No. 4 net TV Bandeirantes will co-produce “Floribella” with RGB Entertainment, to air in March. The first Bandeirantes telenovela since 1999, “Floribella” is a remake of Artear Argentina’s hit “Floricienta.”
“We learned about the astonishing success of ‘Floricienta’ and decided to remake it in Brazil,” says the web’s spokeswoman. “We are working with RGB that has the know-how on telenovela production. From the cost point of view, it would not be wise to build a production center here.”
“Floribella” costs around $35,000 an episode — comparable with Globo’s original novelas that cost around $37,000 to $44,000.
But even Globo is not above using a retread now and then.
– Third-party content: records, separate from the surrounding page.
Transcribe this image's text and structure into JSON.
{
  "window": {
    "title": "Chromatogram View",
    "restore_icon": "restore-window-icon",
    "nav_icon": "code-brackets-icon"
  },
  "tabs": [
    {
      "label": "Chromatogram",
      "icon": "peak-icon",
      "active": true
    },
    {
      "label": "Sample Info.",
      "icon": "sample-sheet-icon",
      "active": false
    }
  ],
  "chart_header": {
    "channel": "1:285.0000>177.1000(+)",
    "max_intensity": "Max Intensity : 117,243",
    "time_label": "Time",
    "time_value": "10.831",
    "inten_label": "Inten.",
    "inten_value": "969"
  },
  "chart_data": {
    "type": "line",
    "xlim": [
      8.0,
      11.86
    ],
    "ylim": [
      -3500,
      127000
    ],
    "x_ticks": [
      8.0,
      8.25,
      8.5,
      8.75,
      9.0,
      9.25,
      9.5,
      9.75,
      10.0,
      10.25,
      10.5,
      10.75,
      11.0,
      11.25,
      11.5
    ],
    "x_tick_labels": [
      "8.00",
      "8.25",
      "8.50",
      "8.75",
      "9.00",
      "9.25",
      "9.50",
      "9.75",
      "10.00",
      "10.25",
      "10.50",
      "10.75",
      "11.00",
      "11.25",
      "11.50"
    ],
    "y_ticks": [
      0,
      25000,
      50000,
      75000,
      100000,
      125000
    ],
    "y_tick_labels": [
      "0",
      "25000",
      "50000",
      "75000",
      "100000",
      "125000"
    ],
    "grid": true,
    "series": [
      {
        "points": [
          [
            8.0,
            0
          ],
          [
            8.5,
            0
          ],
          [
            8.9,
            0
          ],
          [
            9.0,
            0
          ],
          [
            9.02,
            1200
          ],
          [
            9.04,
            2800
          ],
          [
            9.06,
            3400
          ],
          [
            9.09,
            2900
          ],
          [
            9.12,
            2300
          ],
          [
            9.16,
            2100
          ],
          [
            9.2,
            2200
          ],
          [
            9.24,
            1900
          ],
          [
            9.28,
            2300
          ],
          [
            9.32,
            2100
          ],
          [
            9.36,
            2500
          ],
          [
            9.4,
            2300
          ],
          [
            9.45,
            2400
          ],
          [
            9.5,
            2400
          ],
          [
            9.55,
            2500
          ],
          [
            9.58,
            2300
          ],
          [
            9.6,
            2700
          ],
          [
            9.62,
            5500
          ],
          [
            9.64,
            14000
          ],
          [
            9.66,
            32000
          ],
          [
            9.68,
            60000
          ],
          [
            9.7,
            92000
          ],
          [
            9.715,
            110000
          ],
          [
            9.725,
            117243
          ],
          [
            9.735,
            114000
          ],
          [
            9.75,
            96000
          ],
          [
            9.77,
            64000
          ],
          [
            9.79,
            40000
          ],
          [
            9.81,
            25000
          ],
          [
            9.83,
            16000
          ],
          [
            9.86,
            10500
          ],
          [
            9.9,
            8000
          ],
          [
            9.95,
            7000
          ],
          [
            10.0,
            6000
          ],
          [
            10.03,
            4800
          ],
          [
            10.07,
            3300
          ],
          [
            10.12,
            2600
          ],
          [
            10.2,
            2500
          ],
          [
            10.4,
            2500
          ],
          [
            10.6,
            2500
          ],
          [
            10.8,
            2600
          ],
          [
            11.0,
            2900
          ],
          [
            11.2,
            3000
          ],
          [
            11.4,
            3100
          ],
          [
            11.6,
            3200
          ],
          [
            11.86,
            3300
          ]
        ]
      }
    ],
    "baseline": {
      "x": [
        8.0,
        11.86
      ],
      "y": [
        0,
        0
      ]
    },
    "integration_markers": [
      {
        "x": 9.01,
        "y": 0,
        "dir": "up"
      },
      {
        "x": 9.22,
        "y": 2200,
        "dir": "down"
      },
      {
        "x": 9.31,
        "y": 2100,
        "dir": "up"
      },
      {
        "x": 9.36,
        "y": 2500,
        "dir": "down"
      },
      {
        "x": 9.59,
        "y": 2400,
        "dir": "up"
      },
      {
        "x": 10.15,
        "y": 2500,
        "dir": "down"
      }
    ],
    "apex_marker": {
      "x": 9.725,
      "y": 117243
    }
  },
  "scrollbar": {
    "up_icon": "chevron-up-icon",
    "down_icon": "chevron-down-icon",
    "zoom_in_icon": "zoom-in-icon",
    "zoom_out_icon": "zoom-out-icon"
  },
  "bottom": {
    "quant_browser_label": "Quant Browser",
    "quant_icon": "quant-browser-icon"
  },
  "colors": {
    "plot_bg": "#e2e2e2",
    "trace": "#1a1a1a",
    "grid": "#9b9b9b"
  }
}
It aired a remake of its 1979 telenovela “Cabocla” last year.
It does this partly because the net’s writers can’t come up with something better, or because there is some part of the plot that becomes current again.
Argentina’s TV industry was forced to slash imports and get creative due to a plunge in ad coin and 65% slump in the local currency that drained broadcasters’ programming budgets four years ago.
They turned to local production companies for everything from dramas to gamers and novelas.
These shingles — Cuatro Cabezas, Ideas del Sur Prods., Pol-ka Prods. and others — had to export their projects to make up the costs that could not be recouped by home sales alone.
International sales in 2004 doubled from the 18,500 hours of content sold in 2002, according to market estimates
New telenovelas are expected to continue to do well. Central Park Prods.’ classic love-triangle soap “Jesus, el heredero” (Jesus, the Heir) while lower rated last year (30% audience share vs. 70% for “Roldans”) has racked up good sales abroad.
Leading Argentine net Telefe, however, is doing some retreads in hope of repeating the success of last year’s “La ninera,” a local version of U.S. sitcom “The Nanny.” It also is prepping local adaptations of “Married … With Children” and “Who’s the Boss?”
Ken Bensinger in Mexico, Marcelo Cajueiro in Brazil and Charles Newbery in Argentina contributed to this report.